University Policy on Cheating or Plagiarism (From the UCB General Catalog)

Achievement and proficiency in subject matter include your realization that neither is to be achieved by cheating.  An instructor has the right to give you an F on a single assignment produced by cheating without determining whether you have a passing knowledge of the relevant factual material.  That is an appropriate academic evaluation for a failure to understand or abide by the basic rules of academic study and inquiry.  An instructor has the right to assign a final grade of F for the course if you plagiarized a paper for a portion of the course, even if you have successfully and, presumably, honestly passed the remaining portion of the course.  It must be understood that any student who knowingly aids in plagiarism or other cheating, e.g., allowing another student to copy a paper or examination question, is as guilty as the cheating student.



For EECS students, the department policy


What is cheating and plagiarism?

plagiarize, v. 1) To steal and use (the ideas or writings) of another) as one's own (from the American Heritage Dictionary)
cheat, v. 1) To act dishonestly; practice fraud (from the American Heritage Dictionary)

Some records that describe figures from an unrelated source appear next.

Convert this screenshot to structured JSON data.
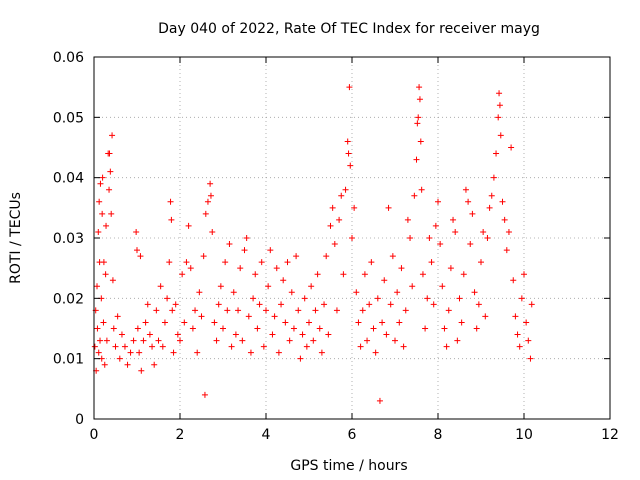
{
  "chart_data": {
    "type": "scatter",
    "title": "Day 040 of 2022, Rate Of TEC Index for receiver mayg",
    "xlabel": "GPS time / hours",
    "ylabel": "ROTI / TECUs",
    "xlim": [
      0,
      12
    ],
    "ylim": [
      0,
      0.06
    ],
    "xticks": [
      0,
      2,
      4,
      6,
      8,
      10,
      12
    ],
    "yticks": [
      0,
      0.01,
      0.02,
      0.03,
      0.04,
      0.05,
      0.06
    ],
    "xtick_labels": [
      "0",
      "2",
      "4",
      "6",
      "8",
      "10",
      "12"
    ],
    "ytick_labels": [
      "0",
      "0.01",
      "0.02",
      "0.03",
      "0.04",
      "0.05",
      "0.06"
    ],
    "grid": true,
    "marker": "+",
    "color": "#ff0000",
    "series": [
      {
        "points": [
          [
            0.02,
            0.012
          ],
          [
            0.04,
            0.018
          ],
          [
            0.05,
            0.008
          ],
          [
            0.07,
            0.022
          ],
          [
            0.08,
            0.015
          ],
          [
            0.1,
            0.031
          ],
          [
            0.11,
            0.011
          ],
          [
            0.12,
            0.036
          ],
          [
            0.13,
            0.026
          ],
          [
            0.14,
            0.013
          ],
          [
            0.15,
            0.039
          ],
          [
            0.17,
            0.02
          ],
          [
            0.18,
            0.01
          ],
          [
            0.19,
            0.034
          ],
          [
            0.2,
            0.04
          ],
          [
            0.22,
            0.016
          ],
          [
            0.23,
            0.026
          ],
          [
            0.25,
            0.009
          ],
          [
            0.27,
            0.024
          ],
          [
            0.28,
            0.032
          ],
          [
            0.3,
            0.013
          ],
          [
            0.33,
            0.044
          ],
          [
            0.35,
            0.038
          ],
          [
            0.36,
            0.044
          ],
          [
            0.38,
            0.041
          ],
          [
            0.4,
            0.034
          ],
          [
            0.42,
            0.047
          ],
          [
            0.44,
            0.023
          ],
          [
            0.46,
            0.015
          ],
          [
            0.5,
            0.012
          ],
          [
            0.55,
            0.017
          ],
          [
            0.6,
            0.01
          ],
          [
            0.65,
            0.014
          ],
          [
            0.72,
            0.012
          ],
          [
            0.78,
            0.009
          ],
          [
            0.85,
            0.011
          ],
          [
            0.92,
            0.013
          ],
          [
            0.98,
            0.031
          ],
          [
            1.0,
            0.028
          ],
          [
            1.02,
            0.015
          ],
          [
            1.05,
            0.011
          ],
          [
            1.08,
            0.027
          ],
          [
            1.1,
            0.008
          ],
          [
            1.15,
            0.013
          ],
          [
            1.2,
            0.016
          ],
          [
            1.25,
            0.019
          ],
          [
            1.3,
            0.014
          ],
          [
            1.35,
            0.012
          ],
          [
            1.4,
            0.009
          ],
          [
            1.45,
            0.018
          ],
          [
            1.5,
            0.013
          ],
          [
            1.55,
            0.022
          ],
          [
            1.6,
            0.012
          ],
          [
            1.65,
            0.016
          ],
          [
            1.7,
            0.02
          ],
          [
            1.75,
            0.026
          ],
          [
            1.78,
            0.036
          ],
          [
            1.8,
            0.033
          ],
          [
            1.82,
            0.018
          ],
          [
            1.85,
            0.011
          ],
          [
            1.9,
            0.019
          ],
          [
            1.95,
            0.014
          ],
          [
            2.0,
            0.013
          ],
          [
            2.05,
            0.024
          ],
          [
            2.1,
            0.016
          ],
          [
            2.15,
            0.026
          ],
          [
            2.2,
            0.032
          ],
          [
            2.25,
            0.025
          ],
          [
            2.3,
            0.015
          ],
          [
            2.35,
            0.018
          ],
          [
            2.4,
            0.011
          ],
          [
            2.45,
            0.021
          ],
          [
            2.5,
            0.017
          ],
          [
            2.55,
            0.027
          ],
          [
            2.58,
            0.004
          ],
          [
            2.6,
            0.034
          ],
          [
            2.65,
            0.036
          ],
          [
            2.7,
            0.039
          ],
          [
            2.72,
            0.037
          ],
          [
            2.75,
            0.031
          ],
          [
            2.8,
            0.016
          ],
          [
            2.85,
            0.013
          ],
          [
            2.9,
            0.019
          ],
          [
            2.95,
            0.022
          ],
          [
            3.0,
            0.015
          ],
          [
            3.05,
            0.026
          ],
          [
            3.1,
            0.018
          ],
          [
            3.15,
            0.029
          ],
          [
            3.2,
            0.012
          ],
          [
            3.25,
            0.021
          ],
          [
            3.3,
            0.014
          ],
          [
            3.35,
            0.018
          ],
          [
            3.4,
            0.025
          ],
          [
            3.45,
            0.013
          ],
          [
            3.5,
            0.028
          ],
          [
            3.55,
            0.03
          ],
          [
            3.6,
            0.017
          ],
          [
            3.65,
            0.011
          ],
          [
            3.7,
            0.02
          ],
          [
            3.75,
            0.024
          ],
          [
            3.8,
            0.015
          ],
          [
            3.85,
            0.019
          ],
          [
            3.9,
            0.026
          ],
          [
            3.95,
            0.012
          ],
          [
            4.0,
            0.018
          ],
          [
            4.05,
            0.022
          ],
          [
            4.1,
            0.028
          ],
          [
            4.15,
            0.014
          ],
          [
            4.2,
            0.017
          ],
          [
            4.25,
            0.025
          ],
          [
            4.3,
            0.011
          ],
          [
            4.35,
            0.019
          ],
          [
            4.4,
            0.023
          ],
          [
            4.45,
            0.016
          ],
          [
            4.5,
            0.026
          ],
          [
            4.55,
            0.013
          ],
          [
            4.6,
            0.021
          ],
          [
            4.65,
            0.015
          ],
          [
            4.7,
            0.027
          ],
          [
            4.75,
            0.018
          ],
          [
            4.8,
            0.01
          ],
          [
            4.85,
            0.014
          ],
          [
            4.9,
            0.02
          ],
          [
            4.95,
            0.012
          ],
          [
            5.0,
            0.016
          ],
          [
            5.05,
            0.022
          ],
          [
            5.1,
            0.013
          ],
          [
            5.15,
            0.018
          ],
          [
            5.2,
            0.024
          ],
          [
            5.25,
            0.015
          ],
          [
            5.3,
            0.011
          ],
          [
            5.35,
            0.019
          ],
          [
            5.4,
            0.027
          ],
          [
            5.45,
            0.014
          ],
          [
            5.5,
            0.032
          ],
          [
            5.55,
            0.035
          ],
          [
            5.6,
            0.029
          ],
          [
            5.65,
            0.018
          ],
          [
            5.7,
            0.033
          ],
          [
            5.75,
            0.037
          ],
          [
            5.8,
            0.024
          ],
          [
            5.85,
            0.038
          ],
          [
            5.9,
            0.046
          ],
          [
            5.92,
            0.044
          ],
          [
            5.94,
            0.055
          ],
          [
            5.96,
            0.042
          ],
          [
            6.0,
            0.03
          ],
          [
            6.05,
            0.035
          ],
          [
            6.1,
            0.021
          ],
          [
            6.15,
            0.016
          ],
          [
            6.2,
            0.012
          ],
          [
            6.25,
            0.018
          ],
          [
            6.3,
            0.024
          ],
          [
            6.35,
            0.013
          ],
          [
            6.4,
            0.019
          ],
          [
            6.45,
            0.026
          ],
          [
            6.5,
            0.015
          ],
          [
            6.55,
            0.011
          ],
          [
            6.6,
            0.02
          ],
          [
            6.65,
            0.003
          ],
          [
            6.7,
            0.016
          ],
          [
            6.75,
            0.023
          ],
          [
            6.8,
            0.014
          ],
          [
            6.85,
            0.035
          ],
          [
            6.9,
            0.019
          ],
          [
            6.95,
            0.027
          ],
          [
            7.0,
            0.013
          ],
          [
            7.05,
            0.021
          ],
          [
            7.1,
            0.016
          ],
          [
            7.15,
            0.025
          ],
          [
            7.2,
            0.012
          ],
          [
            7.25,
            0.018
          ],
          [
            7.3,
            0.033
          ],
          [
            7.35,
            0.03
          ],
          [
            7.4,
            0.022
          ],
          [
            7.45,
            0.037
          ],
          [
            7.5,
            0.043
          ],
          [
            7.52,
            0.049
          ],
          [
            7.54,
            0.05
          ],
          [
            7.56,
            0.055
          ],
          [
            7.58,
            0.053
          ],
          [
            7.6,
            0.046
          ],
          [
            7.62,
            0.038
          ],
          [
            7.65,
            0.024
          ],
          [
            7.7,
            0.015
          ],
          [
            7.75,
            0.02
          ],
          [
            7.8,
            0.03
          ],
          [
            7.85,
            0.026
          ],
          [
            7.9,
            0.019
          ],
          [
            7.95,
            0.032
          ],
          [
            8.0,
            0.036
          ],
          [
            8.05,
            0.029
          ],
          [
            8.1,
            0.022
          ],
          [
            8.15,
            0.015
          ],
          [
            8.2,
            0.012
          ],
          [
            8.25,
            0.018
          ],
          [
            8.3,
            0.025
          ],
          [
            8.35,
            0.033
          ],
          [
            8.4,
            0.031
          ],
          [
            8.45,
            0.013
          ],
          [
            8.5,
            0.02
          ],
          [
            8.55,
            0.016
          ],
          [
            8.6,
            0.024
          ],
          [
            8.65,
            0.038
          ],
          [
            8.7,
            0.036
          ],
          [
            8.75,
            0.029
          ],
          [
            8.8,
            0.034
          ],
          [
            8.85,
            0.021
          ],
          [
            8.9,
            0.015
          ],
          [
            8.95,
            0.019
          ],
          [
            9.0,
            0.026
          ],
          [
            9.05,
            0.031
          ],
          [
            9.1,
            0.017
          ],
          [
            9.15,
            0.03
          ],
          [
            9.2,
            0.035
          ],
          [
            9.25,
            0.037
          ],
          [
            9.3,
            0.04
          ],
          [
            9.35,
            0.044
          ],
          [
            9.4,
            0.05
          ],
          [
            9.42,
            0.054
          ],
          [
            9.44,
            0.052
          ],
          [
            9.46,
            0.047
          ],
          [
            9.5,
            0.036
          ],
          [
            9.55,
            0.033
          ],
          [
            9.6,
            0.028
          ],
          [
            9.65,
            0.031
          ],
          [
            9.7,
            0.045
          ],
          [
            9.75,
            0.023
          ],
          [
            9.8,
            0.017
          ],
          [
            9.85,
            0.014
          ],
          [
            9.9,
            0.012
          ],
          [
            9.95,
            0.02
          ],
          [
            10.0,
            0.024
          ],
          [
            10.05,
            0.016
          ],
          [
            10.1,
            0.013
          ],
          [
            10.15,
            0.01
          ],
          [
            10.18,
            0.019
          ]
        ]
      }
    ]
  }
}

If you turn in someone else's work as if it were your own, you are guilty of cheating.  This includes homework sets, answers on exams, project reports, etc. If you use the assistance of another student in taking an exam or quiz, that is cheating. If you use material from another source verbatum without quoting and attributing that source, that is plagarism.

Anyone who asks you to cheat is threatening your grade and your future as well as his or hers.  Don't give in!